In The Area of Collective Rights

Right of peoples to −

  • Self−determination

  • Developmen

  • Free use of their wealth and natural resources

  • Peac

  • A healthy environment

Human Rights as Legal Rights (positive law tradition)

Human rights are the result of a formal norm−creating process, which we define as the authoritative formulation of the laws that govern a society (national or international), according to "Legal Positivism." For "natural rights," which are unalienable, unchangeable, and of divine origin, "positive law" rights are established through a political and legal process that results in a declaration, legislation, treaty, or other normative instrument. Rather than establishing a rigid standard, these may change over time and be susceptible to exceptions or restrictions intended to maximise respect for human rights.

They take on more universality as a result of participation by almost every country in the process of defining norms, which is founded on legislation but takes into account compromise and historical changes. They become a part of the social order when an authoritative authority proclaims them. Consider the moral and legal validity of sexual and racial prejudice, enslavement, and torture over the majority of human history.


Human rights apply to every facet of existence. Because of their activity, all people can shape and control their own lives in liberty, equality, and respect for human dignity.  Human rights encompass civil, political, economic, social, and cultural rights, as well as peoples' collective rights. Human rights are characterised by an ethical concern for fair treatment that is based on human empathy or compassion and philosophical notions of fairness.

Frequently Asked Questions

Q. What kinds of human rights obligations are there?

Obligations are generally of three kinds− to respect, to protect, and to fulfil human rights.

Q. Is there any hierarchy among human rights?

No, all human rights are equally important. The 1948 Universal Declaration of Human Rights makes it clear that human rights of all kinds are of equal validity and importance.

Q. Are there differences between individual rights and collective rights?

Sometimes the equal worth and dignity of all can be assured only through the recognition and protection of individuals’ rights as members of a group. The term "collective rights" or "group rights" refers to the rights of such peoples and groups, where the individual is defined by his or her ethnic, cultural, or religious community.

Q. Is it possible to realize human rights when resources are limited?

In many situations, the obligation to respect a given right may require more in the way of political will than financial resources.

Q. Do human rights depend on culture?

International human rights are universally recognized regardless of cultural differences, but their practical implementation does demand sensitivity to culture.

Q. What is the relationship between human rights and human development?

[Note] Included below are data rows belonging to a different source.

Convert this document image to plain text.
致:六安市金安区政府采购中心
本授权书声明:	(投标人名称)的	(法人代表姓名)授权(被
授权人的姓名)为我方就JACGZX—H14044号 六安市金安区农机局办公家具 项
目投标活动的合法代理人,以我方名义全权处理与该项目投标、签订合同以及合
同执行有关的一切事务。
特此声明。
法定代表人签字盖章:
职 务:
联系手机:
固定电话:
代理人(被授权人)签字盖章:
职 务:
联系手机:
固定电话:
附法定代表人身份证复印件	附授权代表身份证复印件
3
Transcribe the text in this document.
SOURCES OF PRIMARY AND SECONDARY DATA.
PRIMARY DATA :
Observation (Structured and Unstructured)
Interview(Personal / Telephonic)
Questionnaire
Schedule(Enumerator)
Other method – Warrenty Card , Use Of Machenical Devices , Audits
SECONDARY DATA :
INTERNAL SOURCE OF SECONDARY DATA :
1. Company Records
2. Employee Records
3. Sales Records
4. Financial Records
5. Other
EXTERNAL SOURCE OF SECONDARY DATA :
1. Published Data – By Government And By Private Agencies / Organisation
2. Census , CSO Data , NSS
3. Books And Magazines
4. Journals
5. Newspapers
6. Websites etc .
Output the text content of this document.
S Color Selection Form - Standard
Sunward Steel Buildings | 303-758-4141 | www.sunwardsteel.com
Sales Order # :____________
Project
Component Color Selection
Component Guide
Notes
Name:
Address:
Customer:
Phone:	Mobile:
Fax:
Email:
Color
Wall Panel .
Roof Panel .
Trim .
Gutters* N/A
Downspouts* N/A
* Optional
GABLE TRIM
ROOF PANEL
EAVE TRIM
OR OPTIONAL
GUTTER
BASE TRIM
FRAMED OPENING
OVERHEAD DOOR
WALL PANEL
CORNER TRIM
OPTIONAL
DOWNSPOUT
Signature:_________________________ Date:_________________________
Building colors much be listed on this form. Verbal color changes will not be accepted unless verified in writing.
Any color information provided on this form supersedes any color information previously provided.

Human development and human rights are close enough in motivation and concern to be compatible and congruous, and they are different enough in strategy and design to supplement each other fruitfully.

Q. What is the relationship between human rights and poverty reduction?

It is now generally understood that poverty is a result of disempowerment and exclusion. Human rights violations are both a cause and a consequence of poverty.

Q. What is the relationship between human rights and good governance?

The concepts of good governance and human rights are mutually reinforcing, both being based on core principles of participation, accountability, transparency, and State responsibility.

Q. What is the relationship between human rights and economic growth?

Economic growth is a means, not the goal, of development. It can also be instrumental in the realization of human rights. However, economic growth must be achieved in a manner consistent with human rights principles.

Q. Does the realization of human rights require big government?

The international human rights treaties neither require nor preclude any particular form of government or economic system.